JetLite, Jet’s re-branded version of Air Sahara. ©Flickr

After the surge of success in early 2000s, Jet Airways became a public company on December 28, 2004. The airline, led by Naresh Goyal, focused both, on service and operations. In January of 2005, the Ministry of Civil Aviation, India, granted rights to the carrier to operate services to London Heathrow, United Kingdom (LHR). The airline inaugurated its first international, long-haul flight to London in May 2005 with two-class Airbus A340-300s sub-leased from South African Airways.

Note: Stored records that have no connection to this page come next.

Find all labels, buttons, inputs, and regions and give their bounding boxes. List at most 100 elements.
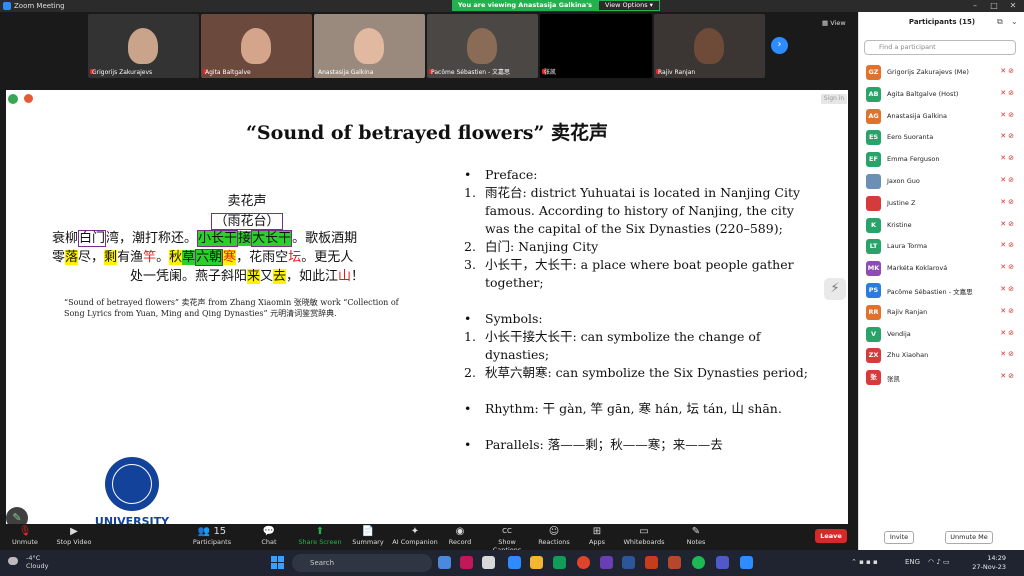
sign-in-button[interactable]: Sign in [821, 94, 847, 104]
participant-row[interactable]: MK Markéta Koklarová ✕⊘ [859, 258, 1024, 280]
participant-video [694, 28, 724, 64]
video-tile[interactable]: Anastasija Galkina [314, 14, 425, 78]
acrobat-icon[interactable] [645, 556, 658, 569]
toolbar-label: Participants [192, 538, 232, 546]
app-icon[interactable] [600, 556, 613, 569]
weather-widget[interactable]: -4°C Cloudy [8, 554, 48, 570]
participant-row[interactable]: Justine Z ✕⊘ [859, 193, 1024, 215]
powerpoint-icon[interactable] [668, 556, 681, 569]
poem-fragment: ！ [351, 269, 365, 284]
chat-button[interactable]: 💬 Chat [254, 525, 284, 549]
zoom-meeting-icon[interactable] [740, 556, 753, 569]
captions-icon: CC [502, 527, 512, 535]
video-tile[interactable]: Grigorijs Zakurajevs [88, 14, 199, 78]
edge-browser-icon[interactable] [553, 556, 566, 569]
share-screen-icon: ⬆ [315, 526, 325, 537]
app-icon[interactable] [460, 556, 473, 569]
stop-video-button[interactable]: ▶ Stop Video [55, 525, 93, 549]
avatar: ZX [866, 348, 881, 364]
zoom-app-icon[interactable] [508, 556, 521, 569]
poem-highlight: 草 [182, 250, 196, 265]
avatar: RR [866, 304, 881, 320]
avatar: MK [866, 261, 881, 277]
language-indicator[interactable]: ENG [905, 558, 920, 566]
ai-companion-icon: ✦ [410, 526, 420, 537]
windows-start-icon[interactable] [271, 556, 284, 569]
close-panel-icon[interactable]: ⌄ [1011, 17, 1018, 26]
participant-video [241, 28, 271, 64]
view-options-button[interactable]: View Options ▾ [598, 0, 660, 11]
word-icon[interactable] [622, 556, 635, 569]
participant-name: 张凯 [887, 375, 900, 384]
video-tile[interactable]: Rajiv Ranjan [654, 14, 765, 78]
muted-status-icon: ✕⊘ [1000, 306, 1016, 315]
summary-button[interactable]: 📄 Summary [352, 525, 384, 549]
video-tile[interactable]: 张凯 [540, 14, 652, 78]
popout-icon[interactable]: ⧉ [997, 17, 1003, 27]
participants-icon: 👥 15 [197, 526, 227, 537]
participant-row[interactable]: ES Eero Suoranta ✕⊘ [859, 127, 1024, 149]
cloud-icon [8, 557, 18, 565]
participant-name: Eero Suoranta [887, 133, 934, 142]
meeting-toolbar: 🎙 Unmute ▶ Stop Video 👥 15 Participants 💬 Ch… [0, 524, 858, 554]
muted-status-icon: ✕⊘ [1000, 219, 1016, 228]
apps-button[interactable]: ⊞ Apps [585, 525, 609, 549]
muted-status-icon: ✕⊘ [1000, 284, 1016, 293]
leave-button[interactable]: Leave [815, 529, 847, 543]
participant-row[interactable]: RR Rajiv Ranjan ✕⊘ [859, 302, 1024, 324]
network-volume-icons[interactable]: ◠ ♪ ▭ [928, 558, 950, 566]
minimize-icon[interactable]: – [966, 0, 984, 12]
video-tile[interactable]: Agita Baltgalve [201, 14, 312, 78]
participants-button[interactable]: 👥 15 Participants [192, 525, 232, 549]
notes-button[interactable]: ✎ Notes [684, 525, 708, 549]
next-page-arrow-icon[interactable]: › [771, 37, 788, 54]
unmute-button[interactable]: 🎙 Unmute [8, 525, 42, 549]
whiteboards-button[interactable]: ▭ Whiteboards [622, 525, 666, 549]
security-shield-icon[interactable] [8, 94, 18, 104]
video-tile[interactable]: Pacôme Sébastien - 文嘉思 [427, 14, 538, 78]
unmute-me-button[interactable]: Unmute Me [945, 531, 993, 544]
apps-icon: ⊞ [592, 526, 602, 537]
participant-row[interactable]: 张张凯 ✕⊘ [859, 367, 1024, 389]
teams-icon[interactable] [716, 556, 729, 569]
participant-row[interactable]: GZ Grigorijs Zakurajevs (Me) ✕⊘ [859, 62, 1024, 84]
reactions-button[interactable]: ☺ Reactions [538, 525, 570, 549]
task-view-icon[interactable] [438, 556, 451, 569]
participant-search-input[interactable]: Find a participant [864, 40, 1016, 55]
close-icon[interactable]: ✕ [1004, 0, 1022, 12]
participant-row[interactable]: AG Anastasija Galkina ✕⊘ [859, 106, 1024, 128]
poem-highlight: 六朝 [195, 249, 224, 266]
share-screen-button[interactable]: ⬆ Share Screen [298, 525, 342, 549]
poem-rhyme: 坛 [288, 250, 302, 265]
record-button[interactable]: ◉ Record [448, 525, 472, 549]
invite-button[interactable]: Invite [884, 531, 914, 544]
participant-row[interactable]: PS Pacôme Sébastien - 文嘉思 ✕⊘ [859, 280, 1024, 302]
chrome-icon[interactable] [577, 556, 590, 569]
app-icon[interactable] [482, 556, 495, 569]
preface-item-text: 白门: Nanjing City [485, 239, 599, 254]
participant-row[interactable]: Jaxon Guo ✕⊘ [859, 171, 1024, 193]
participant-row[interactable]: AB Agita Baltgalve (Host) ✕⊘ [859, 84, 1024, 106]
participant-row[interactable]: EF Emma Ferguson ✕⊘ [859, 149, 1024, 171]
ai-companion-button[interactable]: ✦ AI Companion [392, 525, 438, 549]
muted-status-icon: ✕⊘ [1000, 350, 1016, 359]
participant-row[interactable]: ZX Zhu Xiaohan ✕⊘ [859, 345, 1024, 367]
file-explorer-icon[interactable] [530, 556, 543, 569]
participant-row[interactable]: LT Laura Torma ✕⊘ [859, 236, 1024, 258]
poem-line-1: 衰柳白门湾，潮打称还。小长干接大长干。歌板酒期 [52, 229, 442, 248]
clock[interactable]: 14:29 27-Nov-23 [968, 554, 1006, 572]
annotate-icon[interactable]: ⚡ [824, 278, 846, 300]
participant-row[interactable]: V Vendija ✕⊘ [859, 324, 1024, 346]
spotify-icon[interactable] [692, 556, 705, 569]
view-button[interactable]: ▦ View [822, 19, 846, 27]
participant-row[interactable]: K Kristine ✕⊘ [859, 215, 1024, 237]
reactions-icon: ☺ [548, 526, 560, 537]
tray-icons[interactable]: ⌃ ▪ ▪ ▪ [851, 558, 878, 566]
poem-fragment: 零 [52, 250, 66, 265]
participant-name: Rajiv Ranjan [887, 307, 928, 316]
taskbar-search[interactable]: Search [292, 554, 432, 572]
taskbar-search-label: Search [310, 559, 335, 567]
maximize-icon[interactable]: □ [985, 0, 1003, 12]
show-captions-button[interactable]: CCShow Captions [484, 525, 530, 554]
muted-status-icon: ✕⊘ [1000, 154, 1016, 163]
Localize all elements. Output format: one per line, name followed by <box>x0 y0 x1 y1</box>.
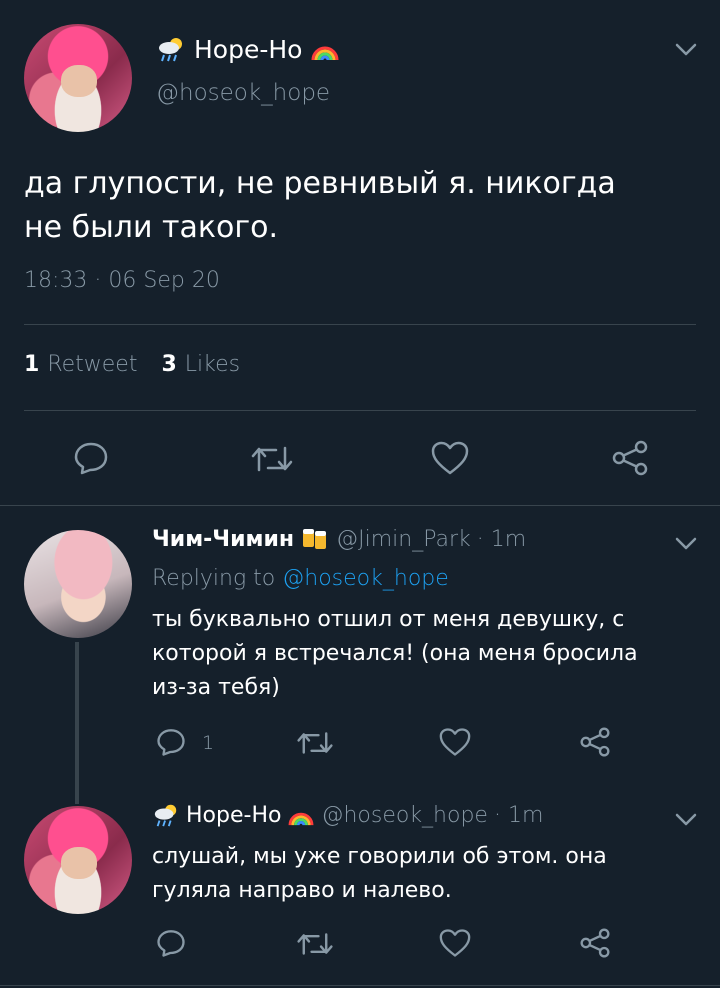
tweet-text-line: не были такого. <box>24 210 278 245</box>
handle[interactable]: @hoseok_hope <box>156 80 330 106</box>
beer-mugs-icon <box>300 526 330 552</box>
avatar[interactable] <box>24 24 132 132</box>
rainbow-icon <box>310 36 340 62</box>
rainbow-icon <box>287 803 315 827</box>
share-icon[interactable] <box>578 727 612 757</box>
reply-text: ты буквально отшил от меня девушку, с ко… <box>152 603 638 705</box>
reply-count[interactable]: 1 <box>202 732 214 754</box>
cloud-rain-icon <box>156 35 186 63</box>
timestamp[interactable]: 18:33 · 06 Sep 20 <box>24 268 220 293</box>
tweet-text: да глупости, не ревнивый я. никогда не б… <box>24 162 616 250</box>
divider <box>24 324 696 325</box>
chevron-down-icon[interactable] <box>674 812 698 828</box>
divider <box>24 410 696 411</box>
reply-time[interactable]: · 1m <box>477 527 526 552</box>
share-icon[interactable] <box>578 928 612 958</box>
retweet-count[interactable]: 1 <box>24 352 39 377</box>
reply-text: слушай, мы уже говорили об этом. она гул… <box>152 840 607 908</box>
main-author[interactable]: Hope-Ho <box>156 32 340 66</box>
like-count[interactable]: 3 <box>161 352 176 377</box>
section-divider <box>0 985 720 986</box>
retweet-icon[interactable] <box>250 444 294 474</box>
display-name[interactable]: Hope-Ho <box>194 35 302 64</box>
handle[interactable]: @hoseok_hope <box>321 803 488 828</box>
reply-time[interactable]: · 1m <box>494 803 543 828</box>
tweet-text-line: да глупости, не ревнивый я. никогда <box>24 166 616 201</box>
avatar[interactable] <box>24 806 132 914</box>
like-icon[interactable] <box>430 440 470 476</box>
display-name[interactable]: Hope-Ho <box>186 803 281 828</box>
handle[interactable]: @Jimin_Park <box>336 527 471 552</box>
reply-icon[interactable] <box>72 440 110 476</box>
display-name[interactable]: Чим-Чимин <box>152 527 294 552</box>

As the Low Cost Carrier (LCC) war began in India by 2005, when many airlines, including Indigo Airlines, Air Sahara, Paramount and Air Deccan started capitalizing the market, Jet announced its intention to acquire Air Sahara for $500mn. With some impediments, the deal went ahead, and Jet re-branded Air Sahara as ‘JetLite’ in April 2007. Further, in May 2009, Jet launched another LCC, ‘JetKonnect’, further to assort its paraphernalia. With a strong fleet, a beloved brand, allegiance of customers and three airlines under the ‘Jet’ tag, the company had reached the crescendo by 2010, when it became the largest airline in India with a market share of 22.6%.

JetKonnect, the LCC was started by Jet in 2009. ©Flickr

Just as with Air India, a quite contrasting fable unfolded post 2010, and the airline would start its journey descending. One domino fell after the other, such that, by late 2018, the airline had a negative financial outlook due to increasing losses. In its years of prime, Jet Airways was the preferred choice of businessmen, luxury and budget travelers alike.

Jet reaped unimaginable success and unfolded a scintillating business model that invoked a sense of pride among its passengers and employees alike; and just like many other airlines in the country, the carrier then took a steep dive, toiling its way to thrive amidst the highly cost sensitive war of the domestic LCCs!